Dynamic Data-Driven Modeling of Pharmaceutical Processes

In many pharmaceutical process operations, first-principle models describing the behavior of the processed powders are difficult to derive or computationally very expensive and thus can be considered as "black-box" processes. Kriging is an efficient data-driven methodology that has been shown previously to predict steady-state operation of black-box processes while providing error estimates for each prediction. In this work, the ability of Kriging to capture the dynamic behavior of processes is evaluated and compared to the performance of dynamic Neural Network (NN) models.
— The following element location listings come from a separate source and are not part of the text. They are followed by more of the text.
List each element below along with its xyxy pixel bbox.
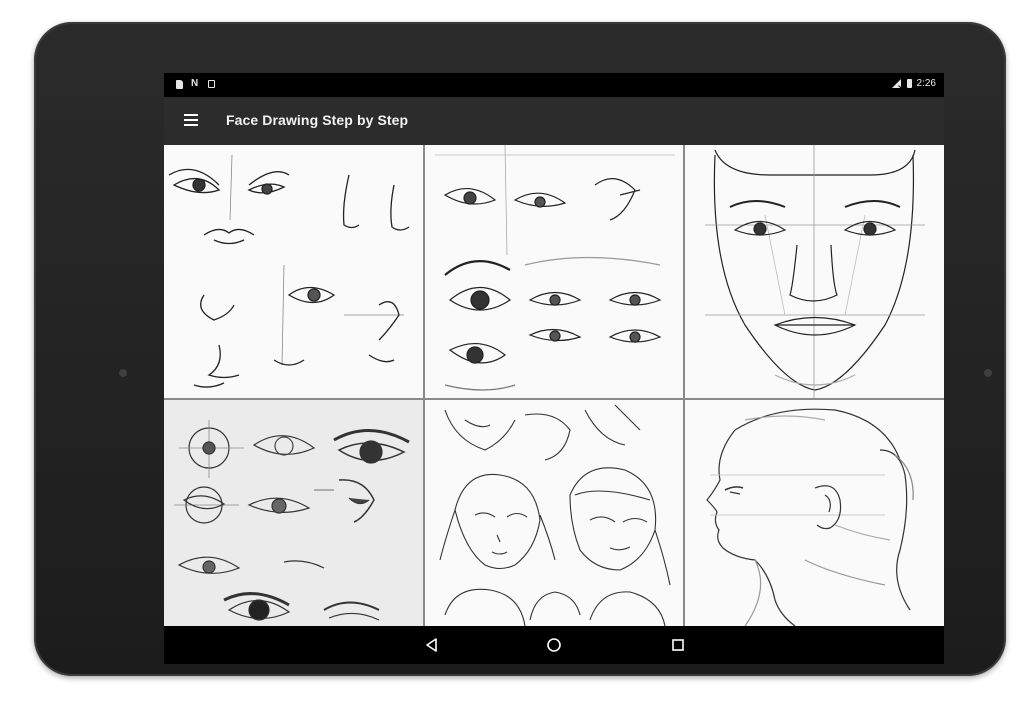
tutorial-tile-eyes-noses[interactable] <box>164 145 423 398</box>
tutorial-tile-anime-faces[interactable] <box>425 400 683 626</box>
side-profile-head-sketch <box>706 408 914 626</box>
system-icons: 2:26 <box>891 78 936 89</box>
tutorial-grid <box>164 145 944 626</box>
tutorial-tile-eye-construction[interactable] <box>164 400 423 626</box>
eye-variations-sketch <box>435 145 675 391</box>
anime-girl-faces-sketch <box>439 404 671 626</box>
eye-construction-sketch <box>174 420 410 621</box>
status-bar: N 2:26 <box>164 73 944 97</box>
tutorial-tile-front-face[interactable] <box>685 145 944 398</box>
app-title: Face Drawing Step by Step <box>226 112 409 128</box>
home-icon[interactable] <box>545 636 563 654</box>
app-bar: Face Drawing Step by Step <box>164 97 944 145</box>
front-face-proportions-sketch <box>705 145 925 398</box>
sensor-dot <box>984 369 992 377</box>
tablet-frame: N 2:26 Face Drawing Step by Step <box>34 22 1006 676</box>
notification-icons: N <box>176 79 215 89</box>
eyes-noses-sketch <box>168 154 410 388</box>
tutorial-tile-side-profile[interactable] <box>685 400 944 626</box>
sensor-dot <box>119 369 127 377</box>
hamburger-menu-icon[interactable] <box>184 114 200 128</box>
page: N 2:26 Face Drawing Step by Step <box>0 0 1020 712</box>
n-notification-icon: N <box>191 78 199 89</box>
tutorial-tile-eye-variations[interactable] <box>425 145 683 398</box>
device-screen: N 2:26 Face Drawing Step by Step <box>164 73 944 664</box>
sd-card-icon <box>176 79 183 89</box>
battery-icon <box>906 79 912 88</box>
status-time: 2:26 <box>916 78 936 89</box>
system-nav-bar <box>164 626 944 664</box>
wifi-icon <box>891 78 902 89</box>
back-icon[interactable] <box>423 636 441 654</box>
download-icon <box>208 80 215 88</box>
recents-icon[interactable] <box>669 636 687 654</box>
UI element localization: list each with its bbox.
Design of Experiment (DoE) concepts are employed to collect the necessary dynamic input-output information that forms the initial rnultivariate database of the model. The most important feature of the proposed dynamic Kriging methodology is the ability to improve its predictive efficiency as the database is augmented by additional useful information while the process operates. An error tolerance is used in the adaptive procedure, so that only predictions that satisfy a strict accuracy constraint are added to the database. The performance of the proposed method is compared to that of dynamic NN modeling, through their application to a roller compactor process. Results indicate that dynamic Kriging has a better ability to adapt to continuous transitions in the operating conditions, compared to NN modeling. This on-the-fly approach can have significant applications in real-time optimization and control of systems for which a closed-form model is not available.